Matthews’s career has also included working on productions and concerts with many other notable artists including, Harolyn Blackwell, Ann Blyth, Keith Buterbaugh, Dixie Carter, Marcia Milgrom Dodge, Harvey Evans, Richard Fredricks, Malcom Gets, Noel Harrison, Mariette Hartley, Anne Hathaway, Stefania de Kennessey, Daniel Pelzig, Stephen Pickover, Mikell Pinkney Jane Powell, and Kevin Stites. He has also conducted new productions with orchestra of My Favorite Year directed by Evan Pappas in New York City; Smokey Joe’s Cafe at Artpark (NY); The Amorous Flea at Riverside Theatre (FL); Oliver!, Call Me Madam, and Camelot at the Virginia Musical Theatre where he is a staff music director; and Evita, The Sound of Music, A Day in Hollywood/A Night in the Ukraine, Man of la Mancha, Oklahoma!, The Boyfriend, Camelot, The Music Man, and The Fantasticks at Struthers Library Theatre (PA).

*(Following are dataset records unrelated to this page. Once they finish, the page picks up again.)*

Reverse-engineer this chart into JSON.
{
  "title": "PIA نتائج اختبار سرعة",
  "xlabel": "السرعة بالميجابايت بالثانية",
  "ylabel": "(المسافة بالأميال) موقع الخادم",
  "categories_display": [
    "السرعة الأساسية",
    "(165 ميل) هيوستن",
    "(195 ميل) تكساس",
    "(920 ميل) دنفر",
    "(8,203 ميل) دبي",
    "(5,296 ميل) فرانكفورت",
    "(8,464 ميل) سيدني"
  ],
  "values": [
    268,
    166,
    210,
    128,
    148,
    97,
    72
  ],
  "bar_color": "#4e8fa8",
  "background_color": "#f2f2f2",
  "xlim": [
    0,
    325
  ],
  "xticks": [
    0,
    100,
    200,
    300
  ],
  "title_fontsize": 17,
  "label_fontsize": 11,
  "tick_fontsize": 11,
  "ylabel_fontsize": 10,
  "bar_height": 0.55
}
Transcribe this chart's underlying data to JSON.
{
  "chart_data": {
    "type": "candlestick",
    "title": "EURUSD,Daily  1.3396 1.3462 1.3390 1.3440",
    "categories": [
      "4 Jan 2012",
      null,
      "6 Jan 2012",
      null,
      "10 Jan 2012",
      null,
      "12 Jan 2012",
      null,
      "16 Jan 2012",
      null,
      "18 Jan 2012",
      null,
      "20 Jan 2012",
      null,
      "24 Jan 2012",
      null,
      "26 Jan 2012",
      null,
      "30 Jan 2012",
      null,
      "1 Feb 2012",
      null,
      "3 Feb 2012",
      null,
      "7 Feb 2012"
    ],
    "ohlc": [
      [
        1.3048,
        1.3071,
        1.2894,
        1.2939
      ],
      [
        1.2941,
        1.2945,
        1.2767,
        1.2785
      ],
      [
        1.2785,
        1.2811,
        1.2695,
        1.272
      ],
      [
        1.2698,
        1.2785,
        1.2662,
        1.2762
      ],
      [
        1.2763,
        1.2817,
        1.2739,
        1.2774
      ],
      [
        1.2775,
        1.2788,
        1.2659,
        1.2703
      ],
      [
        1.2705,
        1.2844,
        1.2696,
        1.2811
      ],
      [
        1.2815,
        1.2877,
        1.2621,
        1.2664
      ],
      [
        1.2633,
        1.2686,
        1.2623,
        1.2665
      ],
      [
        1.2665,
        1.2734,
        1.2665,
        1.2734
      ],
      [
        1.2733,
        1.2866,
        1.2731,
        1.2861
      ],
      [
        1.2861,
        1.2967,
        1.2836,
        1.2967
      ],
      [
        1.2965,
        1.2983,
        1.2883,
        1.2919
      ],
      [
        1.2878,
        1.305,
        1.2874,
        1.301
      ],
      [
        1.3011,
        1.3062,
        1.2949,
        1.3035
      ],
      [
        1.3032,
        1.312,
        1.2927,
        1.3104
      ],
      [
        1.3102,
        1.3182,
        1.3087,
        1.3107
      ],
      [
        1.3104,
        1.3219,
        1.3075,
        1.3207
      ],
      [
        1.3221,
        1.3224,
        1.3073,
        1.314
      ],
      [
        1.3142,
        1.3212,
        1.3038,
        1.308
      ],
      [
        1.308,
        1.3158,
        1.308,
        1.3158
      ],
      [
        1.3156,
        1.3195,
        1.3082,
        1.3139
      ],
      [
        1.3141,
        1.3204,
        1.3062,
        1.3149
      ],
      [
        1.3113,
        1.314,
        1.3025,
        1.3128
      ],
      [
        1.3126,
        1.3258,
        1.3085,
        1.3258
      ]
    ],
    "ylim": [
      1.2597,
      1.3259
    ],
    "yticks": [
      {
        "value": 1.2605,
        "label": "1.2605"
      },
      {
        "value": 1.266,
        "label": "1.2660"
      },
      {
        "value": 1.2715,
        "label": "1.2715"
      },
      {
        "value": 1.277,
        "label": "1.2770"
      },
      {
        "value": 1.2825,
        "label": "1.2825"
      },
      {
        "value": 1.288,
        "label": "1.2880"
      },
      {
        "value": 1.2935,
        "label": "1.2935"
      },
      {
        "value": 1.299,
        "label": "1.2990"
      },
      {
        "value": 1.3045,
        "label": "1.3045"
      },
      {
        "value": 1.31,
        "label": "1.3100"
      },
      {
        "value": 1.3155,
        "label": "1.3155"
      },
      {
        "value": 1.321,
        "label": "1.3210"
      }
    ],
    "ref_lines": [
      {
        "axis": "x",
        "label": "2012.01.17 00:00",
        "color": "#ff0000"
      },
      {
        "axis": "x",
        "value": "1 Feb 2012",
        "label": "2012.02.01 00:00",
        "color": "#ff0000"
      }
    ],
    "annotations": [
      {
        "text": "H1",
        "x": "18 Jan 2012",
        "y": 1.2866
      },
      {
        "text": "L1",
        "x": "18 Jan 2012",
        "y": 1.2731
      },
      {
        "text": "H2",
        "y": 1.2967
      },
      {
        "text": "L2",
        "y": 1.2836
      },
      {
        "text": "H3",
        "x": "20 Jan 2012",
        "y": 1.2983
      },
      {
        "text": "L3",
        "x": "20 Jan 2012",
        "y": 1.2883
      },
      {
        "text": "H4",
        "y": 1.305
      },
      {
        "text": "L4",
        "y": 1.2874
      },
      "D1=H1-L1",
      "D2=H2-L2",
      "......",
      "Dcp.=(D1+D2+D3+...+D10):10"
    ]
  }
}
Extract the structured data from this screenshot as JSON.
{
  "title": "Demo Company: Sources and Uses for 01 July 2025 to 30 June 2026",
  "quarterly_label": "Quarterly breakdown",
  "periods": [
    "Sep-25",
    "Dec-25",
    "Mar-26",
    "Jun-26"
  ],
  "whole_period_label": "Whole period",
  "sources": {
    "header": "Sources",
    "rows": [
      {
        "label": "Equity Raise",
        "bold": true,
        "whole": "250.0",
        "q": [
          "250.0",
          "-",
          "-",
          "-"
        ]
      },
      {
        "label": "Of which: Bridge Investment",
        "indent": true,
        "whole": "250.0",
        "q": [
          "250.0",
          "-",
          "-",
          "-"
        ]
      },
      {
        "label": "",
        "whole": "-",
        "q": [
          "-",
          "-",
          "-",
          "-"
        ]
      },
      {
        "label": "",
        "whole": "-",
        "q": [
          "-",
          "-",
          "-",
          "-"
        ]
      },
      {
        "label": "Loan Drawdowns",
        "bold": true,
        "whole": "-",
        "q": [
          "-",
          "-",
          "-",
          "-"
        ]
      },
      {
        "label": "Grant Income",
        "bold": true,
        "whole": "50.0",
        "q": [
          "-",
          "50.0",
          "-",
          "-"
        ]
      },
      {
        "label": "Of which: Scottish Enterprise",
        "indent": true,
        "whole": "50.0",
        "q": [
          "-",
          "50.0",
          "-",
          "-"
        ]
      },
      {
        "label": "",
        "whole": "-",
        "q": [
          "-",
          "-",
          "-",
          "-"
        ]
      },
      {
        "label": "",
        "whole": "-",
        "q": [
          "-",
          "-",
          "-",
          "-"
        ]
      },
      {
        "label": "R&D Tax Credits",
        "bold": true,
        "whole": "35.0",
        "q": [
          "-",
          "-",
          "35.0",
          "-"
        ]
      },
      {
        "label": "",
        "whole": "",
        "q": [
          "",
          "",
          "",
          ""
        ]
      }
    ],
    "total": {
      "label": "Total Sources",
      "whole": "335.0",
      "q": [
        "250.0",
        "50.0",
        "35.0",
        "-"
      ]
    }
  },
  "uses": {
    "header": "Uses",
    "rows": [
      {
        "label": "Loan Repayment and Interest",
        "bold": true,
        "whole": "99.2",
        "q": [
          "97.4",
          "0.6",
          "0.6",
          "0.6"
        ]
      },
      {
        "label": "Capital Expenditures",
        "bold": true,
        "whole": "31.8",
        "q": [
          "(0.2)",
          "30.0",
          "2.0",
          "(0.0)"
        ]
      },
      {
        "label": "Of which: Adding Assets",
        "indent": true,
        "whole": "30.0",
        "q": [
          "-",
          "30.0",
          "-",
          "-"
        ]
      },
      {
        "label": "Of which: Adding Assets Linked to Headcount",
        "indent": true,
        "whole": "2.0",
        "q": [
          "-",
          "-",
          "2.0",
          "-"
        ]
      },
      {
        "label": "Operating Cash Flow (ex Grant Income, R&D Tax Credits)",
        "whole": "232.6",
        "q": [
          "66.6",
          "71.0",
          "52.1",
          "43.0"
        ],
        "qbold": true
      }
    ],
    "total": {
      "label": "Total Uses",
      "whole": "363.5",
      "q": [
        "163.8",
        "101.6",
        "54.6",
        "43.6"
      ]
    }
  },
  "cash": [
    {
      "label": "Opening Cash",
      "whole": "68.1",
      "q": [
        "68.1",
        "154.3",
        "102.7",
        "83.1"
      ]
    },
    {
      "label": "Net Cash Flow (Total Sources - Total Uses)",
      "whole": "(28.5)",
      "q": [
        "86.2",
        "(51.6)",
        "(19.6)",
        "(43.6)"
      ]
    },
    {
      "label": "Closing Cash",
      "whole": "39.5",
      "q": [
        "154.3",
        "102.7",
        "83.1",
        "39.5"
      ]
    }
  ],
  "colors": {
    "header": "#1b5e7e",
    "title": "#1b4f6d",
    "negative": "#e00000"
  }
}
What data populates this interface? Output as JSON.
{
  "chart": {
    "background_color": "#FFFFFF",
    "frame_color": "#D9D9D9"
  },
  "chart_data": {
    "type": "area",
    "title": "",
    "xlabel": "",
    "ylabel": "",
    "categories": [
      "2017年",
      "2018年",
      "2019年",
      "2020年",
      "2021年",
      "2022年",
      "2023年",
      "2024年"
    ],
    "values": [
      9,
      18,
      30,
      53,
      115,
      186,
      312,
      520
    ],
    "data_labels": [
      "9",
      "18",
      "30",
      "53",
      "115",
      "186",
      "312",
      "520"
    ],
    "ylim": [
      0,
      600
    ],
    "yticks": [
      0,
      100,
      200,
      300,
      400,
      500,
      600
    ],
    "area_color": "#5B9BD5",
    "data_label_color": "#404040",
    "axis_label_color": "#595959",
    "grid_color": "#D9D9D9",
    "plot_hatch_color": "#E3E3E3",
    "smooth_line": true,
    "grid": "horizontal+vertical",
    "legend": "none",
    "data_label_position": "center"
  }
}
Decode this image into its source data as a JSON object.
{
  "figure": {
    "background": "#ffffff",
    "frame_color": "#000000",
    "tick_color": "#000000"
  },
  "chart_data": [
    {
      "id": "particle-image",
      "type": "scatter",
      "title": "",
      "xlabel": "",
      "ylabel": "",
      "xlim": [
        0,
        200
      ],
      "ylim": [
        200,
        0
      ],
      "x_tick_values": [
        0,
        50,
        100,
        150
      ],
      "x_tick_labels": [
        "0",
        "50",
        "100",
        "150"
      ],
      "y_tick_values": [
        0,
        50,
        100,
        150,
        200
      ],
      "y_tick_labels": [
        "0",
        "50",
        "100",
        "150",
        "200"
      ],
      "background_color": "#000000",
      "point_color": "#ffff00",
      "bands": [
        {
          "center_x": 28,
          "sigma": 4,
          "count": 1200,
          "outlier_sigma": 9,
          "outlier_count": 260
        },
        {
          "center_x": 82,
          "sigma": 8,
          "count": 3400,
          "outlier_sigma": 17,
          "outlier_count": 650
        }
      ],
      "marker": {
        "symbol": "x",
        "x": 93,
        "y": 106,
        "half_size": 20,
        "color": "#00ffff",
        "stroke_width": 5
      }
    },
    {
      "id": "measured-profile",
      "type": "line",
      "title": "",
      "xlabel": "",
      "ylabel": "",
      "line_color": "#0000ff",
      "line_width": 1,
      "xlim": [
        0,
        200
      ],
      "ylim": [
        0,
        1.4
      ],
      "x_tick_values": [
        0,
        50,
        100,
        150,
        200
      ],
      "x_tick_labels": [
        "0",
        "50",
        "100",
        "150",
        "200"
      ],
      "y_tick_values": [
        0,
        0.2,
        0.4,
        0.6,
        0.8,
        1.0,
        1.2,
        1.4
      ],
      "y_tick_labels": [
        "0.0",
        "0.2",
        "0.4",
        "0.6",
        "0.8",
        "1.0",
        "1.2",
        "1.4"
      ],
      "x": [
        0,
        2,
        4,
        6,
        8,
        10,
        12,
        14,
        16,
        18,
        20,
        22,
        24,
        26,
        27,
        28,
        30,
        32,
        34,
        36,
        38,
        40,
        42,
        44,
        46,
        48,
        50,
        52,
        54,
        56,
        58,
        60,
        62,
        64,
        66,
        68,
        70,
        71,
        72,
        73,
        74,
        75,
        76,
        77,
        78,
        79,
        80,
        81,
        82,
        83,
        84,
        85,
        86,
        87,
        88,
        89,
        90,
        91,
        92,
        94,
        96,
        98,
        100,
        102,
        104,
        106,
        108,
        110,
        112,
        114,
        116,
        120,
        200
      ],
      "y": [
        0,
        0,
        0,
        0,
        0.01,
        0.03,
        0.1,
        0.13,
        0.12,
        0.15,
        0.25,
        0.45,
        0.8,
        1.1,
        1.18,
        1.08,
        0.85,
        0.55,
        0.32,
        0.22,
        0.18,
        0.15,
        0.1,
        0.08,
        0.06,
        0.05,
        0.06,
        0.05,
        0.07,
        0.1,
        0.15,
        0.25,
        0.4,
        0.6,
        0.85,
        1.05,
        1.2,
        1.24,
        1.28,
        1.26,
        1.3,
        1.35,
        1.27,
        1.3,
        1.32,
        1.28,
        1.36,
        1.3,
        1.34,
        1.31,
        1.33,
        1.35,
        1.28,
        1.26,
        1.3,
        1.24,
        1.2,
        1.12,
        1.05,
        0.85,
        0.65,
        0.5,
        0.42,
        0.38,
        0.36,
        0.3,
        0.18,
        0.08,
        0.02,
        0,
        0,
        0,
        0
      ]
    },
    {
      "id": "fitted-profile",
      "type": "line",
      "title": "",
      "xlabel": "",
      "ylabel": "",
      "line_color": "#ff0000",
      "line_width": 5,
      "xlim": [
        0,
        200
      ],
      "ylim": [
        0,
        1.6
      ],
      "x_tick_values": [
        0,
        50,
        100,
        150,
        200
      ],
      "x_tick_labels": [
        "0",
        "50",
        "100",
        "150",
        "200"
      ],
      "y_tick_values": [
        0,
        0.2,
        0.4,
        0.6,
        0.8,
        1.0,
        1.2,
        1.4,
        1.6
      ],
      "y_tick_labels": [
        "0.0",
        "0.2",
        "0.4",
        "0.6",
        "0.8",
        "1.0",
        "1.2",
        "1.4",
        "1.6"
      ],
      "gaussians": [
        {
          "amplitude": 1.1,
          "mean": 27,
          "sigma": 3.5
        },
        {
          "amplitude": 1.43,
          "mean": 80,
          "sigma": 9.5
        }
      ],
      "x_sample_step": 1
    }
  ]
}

Matthews was Artist-in-Residence at the University of Nevada, Las Vegas, and he served as a Visiting Assistant Professor at the University of Florida where he music directed College of Fine Arts productions and university-wide special events. He served on the musical theatre faculty at the American Musical and Dramatic Academy and was an Artist/Teacher for Arts4All, Ltd. in NYC. Matthews holds a Master of Music in Vocal Accompanying and Coaching from the University of Illinois where he studied with John Wustman and a Bachelor of Music in Piano Performance from the University of North Carolina at Greensboro. In May 2006, Theatre Journal published his performance review of musicals at the 2005 New York International Fringe Festival. His essay on the collaboration between music director and director was published in Robert Knopf’s book, The Director as Collaborator. As an invited panelist for a seminar on diversity in the musical theatre at the Association of Theatre in Higher Education’s 2006 national conference in Chicago, Matthews delivered a paper on Rosetta LeNoire and the Amas Musical Theatre.
Regarding Matthews’s composition, Anthony Tommasini wrote in the New York Times, “…it was impossible to resist the soprano Harolyn Blackwell’s deeply expressive account of “A Woman’s Plight“, a setting of some Edgar Allen Poe poems by an artistic director of the Riverside Opera Ensemble, Nathan R. Matthews.”